Ancak tüm bunlardan ayrı olarak doğuştan kaynaklanan çift cinsiyetli (pinhan) durumunda, bireyin hangi organından dışkısını yaptığına bakılarak cinsiyetine karar verilir. Bu nadir bir hastalık durumudur ve bu tür durumlar dışında cinsiyet değişikliği tercih olarak sunulmamalı, önlem alınmalıdır. Bu eğilimlerin küçük yaşlardan başladığı için devlet kurumlarında, anaokulu öğretmenlerine, sınıf öğretmenlerine ve rehberlik öğretmenlerine eğitim çalışmaları yapmalıdır. Kamu denetim mekanizmaları ile işbirliği yaparak bireyde yeme içme alışkanlıklarından kaynaklanan hormonal değişiklikleri kontrol altına alabilirler. Ayrıca, dini otoriteler LGBT'nin artması durumunda ortaya çıkabilecek ahlaki sorunları hutbelerde ve vaazlarda ele almalıdır. Radyo ve televizyon üst kurumları da bu konuda devlete yardımcı olmalıdır. Özellikle çocukların kolaylıkla erişebildiği sosyal medya mecralarına sınırlamalar getirilmelidir.

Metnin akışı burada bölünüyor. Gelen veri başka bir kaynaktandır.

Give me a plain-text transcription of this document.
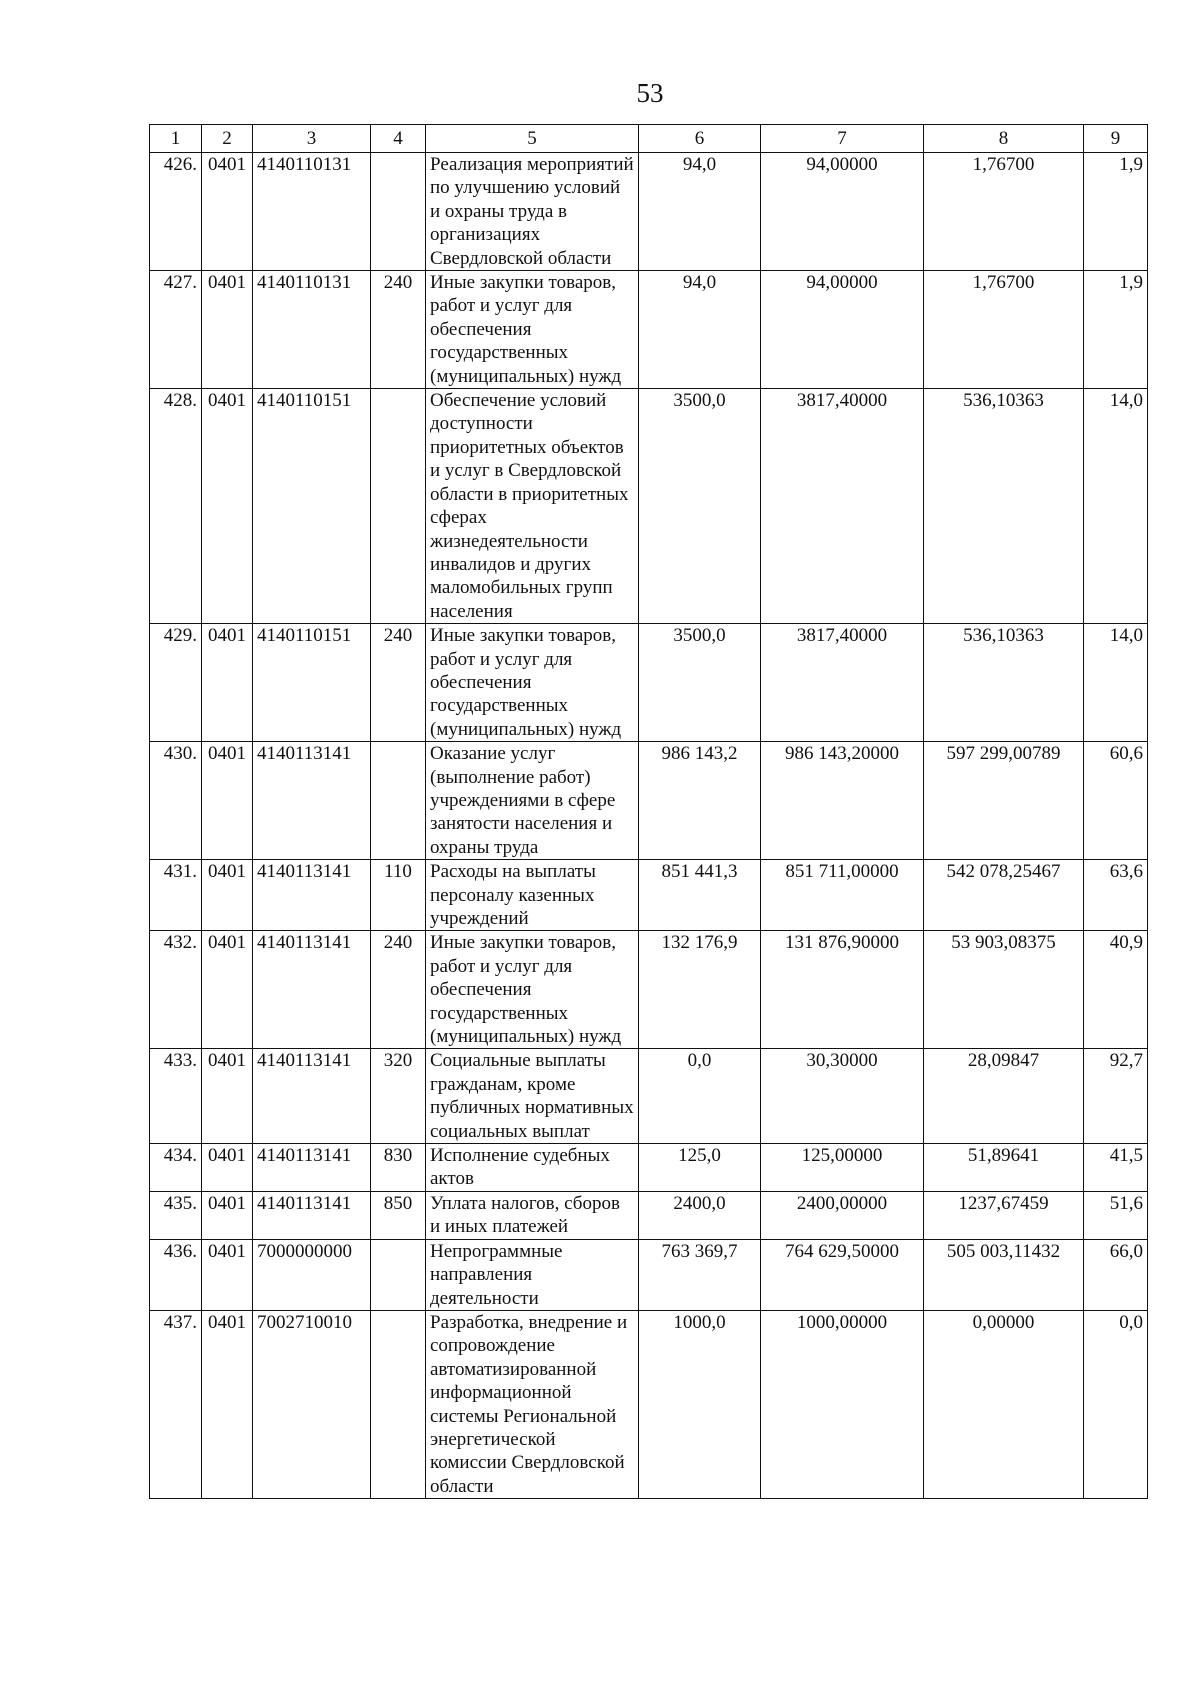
53
1	2	3	4	5	6	7	8	9
426.	0401	4140110131		Реализация мероприятий по улучшению условий и охраны труда в организациях Свердловской области	94,0	94,00000	1,76700	1,9
427.	0401	4140110131	240	Иные закупки товаров, работ и услуг для обеспечения государственных (муниципальных) нужд	94,0	94,00000	1,76700	1,9
428.	0401	4140110151		Обеспечение условий доступности приоритетных объектов и услуг в Свердловской области в приоритетных сферах жизнедеятельности инвалидов и других маломобильных групп населения	3500,0	3817,40000	536,10363	14,0
429.	0401	4140110151	240	Иные закупки товаров, работ и услуг для обеспечения государственных (муниципальных) нужд	3500,0	3817,40000	536,10363	14,0
430.	0401	4140113141		Оказание услуг (выполнение работ) учреждениями в сфере занятости населения и охраны труда	986 143,2	986 143,20000	597 299,00789	60,6
431.	0401	4140113141	110	Расходы на выплаты персоналу казенных учреждений	851 441,3	851 711,00000	542 078,25467	63,6
432.	0401	4140113141	240	Иные закупки товаров, работ и услуг для обеспечения государственных (муниципальных) нужд	132 176,9	131 876,90000	53 903,08375	40,9
433.	0401	4140113141	320	Социальные выплаты гражданам, кроме публичных нормативных социальных выплат	0,0	30,30000	28,09847	92,7
434.	0401	4140113141	830	Исполнение судебных актов	125,0	125,00000	51,89641	41,5
435.	0401	4140113141	850	Уплата налогов, сборов и иных платежей	2400,0	2400,00000	1237,67459	51,6
436.	0401	7000000000		Непрограммные направления деятельности	763 369,7	764 629,50000	505 003,11432	66,0
437.	0401	7002710010		Разработка, внедрение и сопровождение автоматизированной информационной системы Региональной энергетической комиссии Свердловской области	1000,0	1000,00000	0,00000	0,0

Tüm bu önlemler, devletin temel amaç ve görevleri başlıklı 5. Maddesi'nde belirtildiği gibi, kişilerin ve toplumun refahını, huzurunu ve mutluluğunu sağlama göreviyle uyumlu bir şekilde alınmalıdır. Çünkü devlet gençleri korumakla yükümlüdür. LGBT haklarının korunması adı altında, aslında gençlerin geleceği riske atılmaktadır.